At the lower airspeed, ice builds under the wings, aft of the area protected by the boots, where it cannot be seen from the cockpit. This increases stall speed and results in inaccurate warning from the stall warning system. The aircraft stalls well before the warning horn.
The studies showed the accident aircraft (Beech 60 & A60) slowed to around 73 to 78 knots, at which point they entered an uncontrolled descent. This is seven to 12 knots slower than the 85-knot bottom of the green arc (the minimum Normal Operating Speed). In other words the pilots attempted the zoom-climb technique.
Turbines Fall Short, Too
The additional capability of a turbine engine does not insulate pilots from such errors, either. The pilot of an overweight turbo-prop King Air 200 attempted to expedite his climb through a reported layer of severe icing at around 8,000 to 10,000 feet.

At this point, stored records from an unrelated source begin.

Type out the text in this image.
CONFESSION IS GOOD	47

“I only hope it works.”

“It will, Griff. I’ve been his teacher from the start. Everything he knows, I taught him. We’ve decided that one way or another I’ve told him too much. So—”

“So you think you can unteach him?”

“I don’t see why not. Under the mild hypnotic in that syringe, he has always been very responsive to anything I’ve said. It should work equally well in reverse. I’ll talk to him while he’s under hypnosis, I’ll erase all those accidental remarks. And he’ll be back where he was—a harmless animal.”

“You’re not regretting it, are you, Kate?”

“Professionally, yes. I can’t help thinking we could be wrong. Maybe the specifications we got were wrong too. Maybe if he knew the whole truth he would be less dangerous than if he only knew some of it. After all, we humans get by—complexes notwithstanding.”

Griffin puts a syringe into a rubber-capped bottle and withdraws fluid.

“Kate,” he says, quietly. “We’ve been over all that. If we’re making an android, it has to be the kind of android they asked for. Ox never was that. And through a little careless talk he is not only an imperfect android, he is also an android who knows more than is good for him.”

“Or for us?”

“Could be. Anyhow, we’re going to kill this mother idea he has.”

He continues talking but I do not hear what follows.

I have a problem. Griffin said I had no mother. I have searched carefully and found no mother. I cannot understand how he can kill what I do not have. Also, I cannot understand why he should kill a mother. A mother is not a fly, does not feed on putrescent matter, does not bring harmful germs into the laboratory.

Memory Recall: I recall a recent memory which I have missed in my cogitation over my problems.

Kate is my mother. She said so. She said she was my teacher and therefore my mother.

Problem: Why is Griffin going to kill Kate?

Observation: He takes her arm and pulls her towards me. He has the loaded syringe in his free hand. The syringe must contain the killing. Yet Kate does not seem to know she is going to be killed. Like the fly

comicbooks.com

Radar records showed he, too, attempted to zoom-climb and allowed the airspeed to deteriorate well below the recommended minimum icing airspeed.
Despite the hot wing and tail anti-icing system, the airplane loaded up with ice and crash-landed in a farmers field near Denver. All aboard survived the impact, but the pilot was knocked unconscious. The passengers couldnt locate the emergency exit nor open the main cabin door. A farmer who arrived on the scene was unable to locate the emergency exit. The occupants were asphyxiated by the acrid smoke from the smoldering upholstery.
Two years later the NTSB recommended to the FAA that flight manuals should be amended to include minimum airspeeds and appropriate flight precautions while in icing conditions. It took the FAA four years, but the agency then came out with Advisory Circular 23.1419-1, Certification of Small Airplanes for Flight in Icing Conditions. However the AC was made optional to the manufacturer.
A decade later, following another Duke accident due to in-flight icing, the NTSB issued another recommendation that the FAA amend the POH/AFMs of de-iced airplanes. The recommendation suggested the new information should contain precautionary operational information to help ensure that ice will not accumulate on the under-surface of the wing aft of the area protected by the deicer boots or on other unprotected areas … including specifications of a minimum indicated airspeed that should be maintained during sustained operation in icing conditions.
The main points to remember are that aircraft certified for flight in known ice are approved for flight in moderate conditions only, and even then the systems cannot cope with continuous icing.
The definitions are confusing too. Mixed icing and freezing drizzle and rain all constitute severe icing. No U.S. aircraft is certified for those conditions. And finally remember, when in icing conditions keep your speed up. Your lift depends on it.
-by John Lowery
John Lowery is a former Air Force pilot, accident investigator and corporate pilot.